За окном ветра уже не было. Снежок бедно лежал на черной земле.
«МАМА ТЯЖЕЛО ЗАБОЛЕЛА СРОЧНО ВЫЕЗЖАЙ АЛЕВТИНА»
Он ждал, что в телеграмме — другое. Он был уверен, что в телеграмме — другое. Он услышал что-то вроде разочарования.
— Алевтина… — несмело улыбнулся Чашкин, не уверенный, можно ли улыбаться в такие моменты. — Какая-то Алевтина?..
— Лялька! — сказала жена. — Сестра твоя! — И, оторвав от лица мужа сострадательно-внимательный, все еще ждущий, но теперь как бы уже и разочаровывающийся взгляд, повернулась уходить.
— Ох, ты! — виновато спохватился Чашкин. — Лялька! Алевтина… — и почему-то вдруг ужасно поразился, как-то грустно поразился этому обстоятельству: Лялька, оказывается, зовет себя Алевтиной. Всю жизнь все кличут ее Лялькой, а она — для себя — вишь ты, Алевтина.
— Я тебе там начала складывать, — неохотно сказала жена, полуобернувшись в дверях. — Возьмешь черный чемодан.
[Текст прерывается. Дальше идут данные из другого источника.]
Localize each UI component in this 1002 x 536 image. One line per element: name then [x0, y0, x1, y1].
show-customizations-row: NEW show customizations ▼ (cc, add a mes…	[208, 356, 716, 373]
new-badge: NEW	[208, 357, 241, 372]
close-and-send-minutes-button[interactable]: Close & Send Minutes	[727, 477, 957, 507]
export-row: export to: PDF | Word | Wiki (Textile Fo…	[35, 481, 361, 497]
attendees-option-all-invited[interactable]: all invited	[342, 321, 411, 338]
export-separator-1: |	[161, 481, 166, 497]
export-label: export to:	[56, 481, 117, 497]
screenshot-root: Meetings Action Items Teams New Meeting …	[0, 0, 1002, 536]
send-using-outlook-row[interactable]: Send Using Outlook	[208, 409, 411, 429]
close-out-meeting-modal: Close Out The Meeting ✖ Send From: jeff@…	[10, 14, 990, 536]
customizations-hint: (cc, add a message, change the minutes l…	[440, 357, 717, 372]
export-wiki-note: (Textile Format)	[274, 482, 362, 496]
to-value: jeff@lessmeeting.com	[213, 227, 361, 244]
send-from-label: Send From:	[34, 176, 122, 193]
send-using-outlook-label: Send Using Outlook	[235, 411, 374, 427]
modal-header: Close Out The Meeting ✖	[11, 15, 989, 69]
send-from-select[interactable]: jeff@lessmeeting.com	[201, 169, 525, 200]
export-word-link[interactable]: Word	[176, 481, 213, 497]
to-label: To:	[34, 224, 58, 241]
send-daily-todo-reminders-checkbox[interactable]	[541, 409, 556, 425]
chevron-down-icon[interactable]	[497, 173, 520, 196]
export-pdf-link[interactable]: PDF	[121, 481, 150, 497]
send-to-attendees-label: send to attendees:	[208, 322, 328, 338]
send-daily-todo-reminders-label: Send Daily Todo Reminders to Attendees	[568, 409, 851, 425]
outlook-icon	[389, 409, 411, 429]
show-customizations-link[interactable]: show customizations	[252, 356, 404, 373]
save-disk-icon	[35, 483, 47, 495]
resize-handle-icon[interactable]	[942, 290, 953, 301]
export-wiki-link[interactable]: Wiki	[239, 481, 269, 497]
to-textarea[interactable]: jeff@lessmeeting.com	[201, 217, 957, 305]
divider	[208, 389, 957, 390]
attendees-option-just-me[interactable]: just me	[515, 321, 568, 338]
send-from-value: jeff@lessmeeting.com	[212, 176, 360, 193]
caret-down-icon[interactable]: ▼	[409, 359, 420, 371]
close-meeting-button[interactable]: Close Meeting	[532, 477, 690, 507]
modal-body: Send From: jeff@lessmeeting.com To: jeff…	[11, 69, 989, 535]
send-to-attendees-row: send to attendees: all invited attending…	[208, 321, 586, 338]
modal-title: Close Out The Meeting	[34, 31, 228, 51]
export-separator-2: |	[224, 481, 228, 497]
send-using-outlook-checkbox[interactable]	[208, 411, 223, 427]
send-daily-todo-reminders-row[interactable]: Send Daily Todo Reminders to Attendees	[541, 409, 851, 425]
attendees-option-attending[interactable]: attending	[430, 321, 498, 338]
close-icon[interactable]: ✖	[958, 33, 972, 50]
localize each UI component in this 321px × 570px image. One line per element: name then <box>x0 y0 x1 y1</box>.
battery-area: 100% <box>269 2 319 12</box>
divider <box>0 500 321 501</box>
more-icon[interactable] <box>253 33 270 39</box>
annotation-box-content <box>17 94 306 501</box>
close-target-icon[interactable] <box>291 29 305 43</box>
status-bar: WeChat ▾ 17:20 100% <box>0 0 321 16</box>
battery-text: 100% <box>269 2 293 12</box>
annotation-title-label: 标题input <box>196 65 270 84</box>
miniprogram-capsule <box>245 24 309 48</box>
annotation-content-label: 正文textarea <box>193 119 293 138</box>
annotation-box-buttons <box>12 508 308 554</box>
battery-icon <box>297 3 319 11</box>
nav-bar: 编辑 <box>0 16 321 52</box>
— Какой чемодан?! Погоди! — неприятно взволновался Чашкин. — Позвонить бы надо! Там, может, ничего и… ничего, может, серьезного-то нет!
Не хотел он никуда ехать! Боялся он ехать! Все в нем противилось этому грубому насилию: куда-то ехать! Он пятнадцать лет не двигался с места!
И Катюха тоже глянула взглядом незнакомым. Сочувствующим (самую малость) и, как у матери, отыскивающим.
Вдруг Чашкин обнаружил, что у него трясутся руки.
Не волновался он, если честно признаться, еще нет. Был как бы сонный еще. А вот руки, как у хорошего пьяницы, вдруг старчески затряслись, когда взялся за вилку. Тут-то он, пожалуй, впервые поверил: что-то серьезное стряслось.
Подцепил кусок картошки. Стал жевать, но все никак не мог дождаться вкуса. Попробовал проглотить — чуть не подавился!
— Ты смотри! Не могу… — произнес с плаксивым удивлением и тотчас же вспомнил подходящие случаю слова: — Кусок в горло не идет! — и очень почему-то обрадовался этим нечаянным словам.
— Может, чайку попьешь?
В голосе Антониды прозвучал отголосок давешнего сочувствия к нему — глуховато прозвучал, но и этой хмуро окрашенной нотки в голосе матери оказалось достаточно, чтобы Катюха с несказанным удивлением вздернула вдруг голову!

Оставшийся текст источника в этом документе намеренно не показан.